The finance czar before speaking about the reason described the ninth review as “extensive engagement, unusual too lengthy, too long, and too demanding”.
He was addressing lawmakers from different countries during the special commemorative session held to celebrate Senate Golden Jubilee in Islamabad. Senate Chairman Sadiq Sanjrani presided over the session.
Pakistan desperately needs more than $1 billion to shore up its tottering economy. The Dar-led finance ministry has taken several measures to win the loan from the stalled prorgamme. But, the country still awaits the funds to welcome inflows from friendly countries and other international donors.
“My opinion is my opinion. This review actually, looks like that each time the review is a new programme which is very uncustomary with the IMF. So, the delay is not on the part of the Government of Pakistan,” the finance minister said.
Dar, who claims that he is the only finance minister to complete an IMF programme, said that the country has completed “everything”.

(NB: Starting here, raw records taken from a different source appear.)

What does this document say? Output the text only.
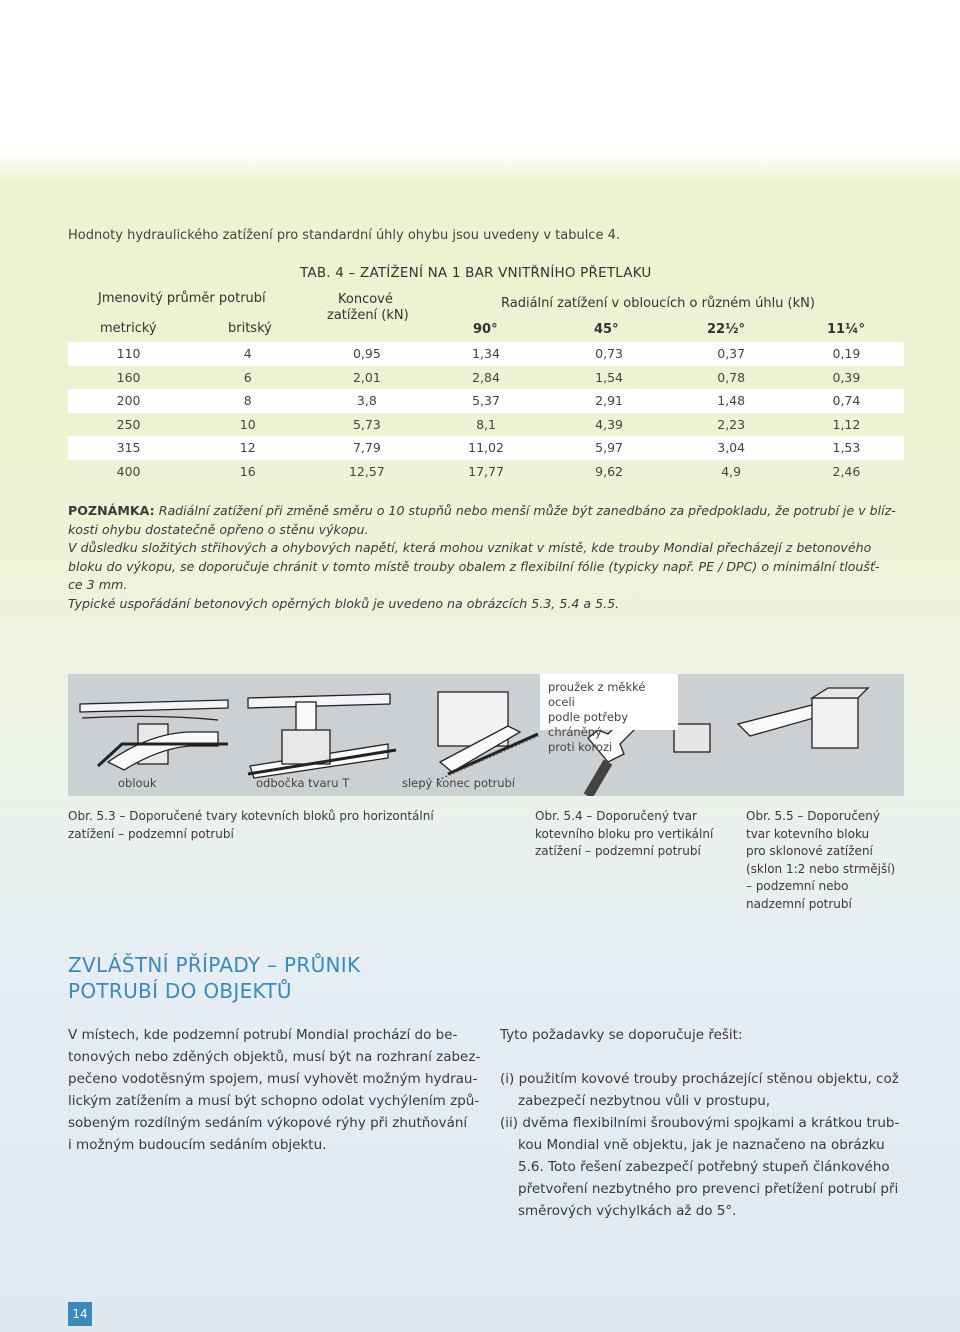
Hodnoty hydraulického zatížení pro standardní úhly ohybu jsou uvedeny v tabulce 4.
TAB. 4 – ZATÍŽENÍ NA 1 BAR VNITŘNÍHO PŘETLAKU
Jmenovitý průměr potrubí
metrický	britský
Koncové
zatížení (kN)
Radiální zatížení v obloucích o různém úhlu (kN)
90°	45°	22½°	11¼°
110	4	0,95	1,34	0,73	0,37	0,19
160	6	2,01	2,84	1,54	0,78	0,39
200	8	3,8	5,37	2,91	1,48	0,74
250	10	5,73	8,1	4,39	2,23	1,12
315	12	7,79	11,02	5,97	3,04	1,53
400	16	12,57	17,77	9,62	4,9	2,46
POZNÁMKA: Radiální zatížení při změně směru o 10 stupňů nebo menší může být zanedbáno za předpokladu, že potrubí je v blíz-
kosti ohybu dostatečně opřeno o stěnu výkopu.
V důsledku složitých střihových a ohybových napětí, která mohou vznikat v místě, kde trouby Mondial přecházejí z betonového
bloku do výkopu, se doporučuje chránit v tomto místě trouby obalem z flexibilní fólie (typicky např. PE / DPC) o minimální tloušť-
ce 3 mm.
Typické uspořádání betonových opěrných bloků je uvedeno na obrázcích 5.3, 5.4 a 5.5.
oblouk	odbočka tvaru T	slepý konec potrubí
proužek z měkké oceli
podle potřeby chráněný
proti korozi
Obr. 5.3 – Doporučené tvary kotevních bloků pro horizontální
zatížení – podzemní potrubí
Obr. 5.4 – Doporučený tvar
kotevního bloku pro vertikální
zatížení – podzemní potrubí
Obr. 5.5 – Doporučený
tvar kotevního bloku
pro sklonové zatížení
(sklon 1:2 nebo strmější)
– podzemní nebo
nadzemní potrubí
ZVLÁŠTNÍ PŘÍPADY – PRŮNIK
POTRUBÍ DO OBJEKTŮ
V místech, kde podzemní potrubí Mondial prochází do be-
tonových nebo zděných objektů, musí být na rozhraní zabez-
pečeno vodotěsným spojem, musí vyhovět možným hydrau-
lickým zatížením a musí být schopno odolat vychýlením způ-
sobeným rozdílným sedáním výkopové rýhy při zhutňování
i možným budoucím sedáním objektu.
Tyto požadavky se doporučuje řešit:
(i) použitím kovové trouby procházející stěnou objektu, což
zabezpečí nezbytnou vůli v prostupu,
(ii) dvěma flexibilními šroubovými spojkami a krátkou trub-
kou Mondial vně objektu, jak je naznačeno na obrázku
5.6. Toto řešení zabezpečí potřebný stupeň článkového
přetvoření nezbytného pro prevenci přetížení potrubí při
směrových výchylkách až do 5°.
14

Ensuring a market-based exchange rate, increase in electricity and gas rates, and additional taxes to make up for the revenue slippages were the four major demands set by the international lender for Pakistan.

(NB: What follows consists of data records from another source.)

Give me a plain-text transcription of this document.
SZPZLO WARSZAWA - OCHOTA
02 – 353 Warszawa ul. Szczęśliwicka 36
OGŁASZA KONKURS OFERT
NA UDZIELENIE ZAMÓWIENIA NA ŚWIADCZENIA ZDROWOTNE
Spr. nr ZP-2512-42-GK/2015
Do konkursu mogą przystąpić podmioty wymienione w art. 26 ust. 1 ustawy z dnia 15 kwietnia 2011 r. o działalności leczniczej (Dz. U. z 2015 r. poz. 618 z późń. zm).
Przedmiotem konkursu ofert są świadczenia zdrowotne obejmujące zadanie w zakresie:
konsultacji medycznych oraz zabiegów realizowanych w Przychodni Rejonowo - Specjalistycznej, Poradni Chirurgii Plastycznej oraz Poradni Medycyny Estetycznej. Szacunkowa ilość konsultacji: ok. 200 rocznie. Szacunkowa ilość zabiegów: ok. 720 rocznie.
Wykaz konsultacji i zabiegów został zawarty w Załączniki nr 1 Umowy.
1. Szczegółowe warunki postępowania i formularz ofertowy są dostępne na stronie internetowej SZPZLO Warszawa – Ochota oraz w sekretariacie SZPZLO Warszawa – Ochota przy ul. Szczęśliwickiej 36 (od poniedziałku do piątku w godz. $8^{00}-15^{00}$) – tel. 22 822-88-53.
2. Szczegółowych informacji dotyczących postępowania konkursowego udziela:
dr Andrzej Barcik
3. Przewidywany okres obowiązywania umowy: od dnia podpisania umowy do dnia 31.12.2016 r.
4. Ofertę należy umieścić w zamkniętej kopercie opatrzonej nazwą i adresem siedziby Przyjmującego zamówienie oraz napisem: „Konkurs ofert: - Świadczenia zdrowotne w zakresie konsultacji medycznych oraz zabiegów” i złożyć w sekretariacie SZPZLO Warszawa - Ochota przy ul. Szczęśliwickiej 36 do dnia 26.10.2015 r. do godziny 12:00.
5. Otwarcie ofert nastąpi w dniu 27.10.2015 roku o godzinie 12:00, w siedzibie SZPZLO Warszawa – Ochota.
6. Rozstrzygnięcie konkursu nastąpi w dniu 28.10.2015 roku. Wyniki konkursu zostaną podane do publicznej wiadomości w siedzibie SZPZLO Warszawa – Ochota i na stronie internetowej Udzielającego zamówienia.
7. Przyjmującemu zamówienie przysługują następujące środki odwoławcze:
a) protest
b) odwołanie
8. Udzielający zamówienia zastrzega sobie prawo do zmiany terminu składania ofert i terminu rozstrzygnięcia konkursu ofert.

The Shehbaz Sharif-led administration has meanwhile termed them as “tough” and “difficult”. The lender has exhorted the country to tax the rich and provide subsidies to the poor.
“It shouldn’t be that the wealthy benefit from subsidies. It should be the poor [who] benefit from them. And there the Fund is very clear. We want the poor people of Pakistan to be protected,” Managing Director Kristalina Georgieva told Deutsche Welle Asia on the sidelines of the Munich Security Conference on February 18.
So far, China has come up with financial support for Pakistan. The State Bank of Pakistan’s (SBP) foreign exchange reserves, which dwindled to $3 billion last month, increased after the Board of China Development Bank (CDB) on Wednesday approved a $700 million credit facility for Pakistan in February.
“The reason is nobody is there to compromise anything on the nuclear or the missile programme of Pakistan,” Dar said.
China approves $1.3b rollover
The Industrial and Commercial Bank of China has approved the rollover facility of $1.3 billion, which was earlier repaid by Pakistan to ICBC in recent months, Finance Minister Dar said in a tweet.
“Documentation for second disbursement of US$500 million has been completed by Finance Ministry for release of funds to the State Bank of Pakistan!” it said.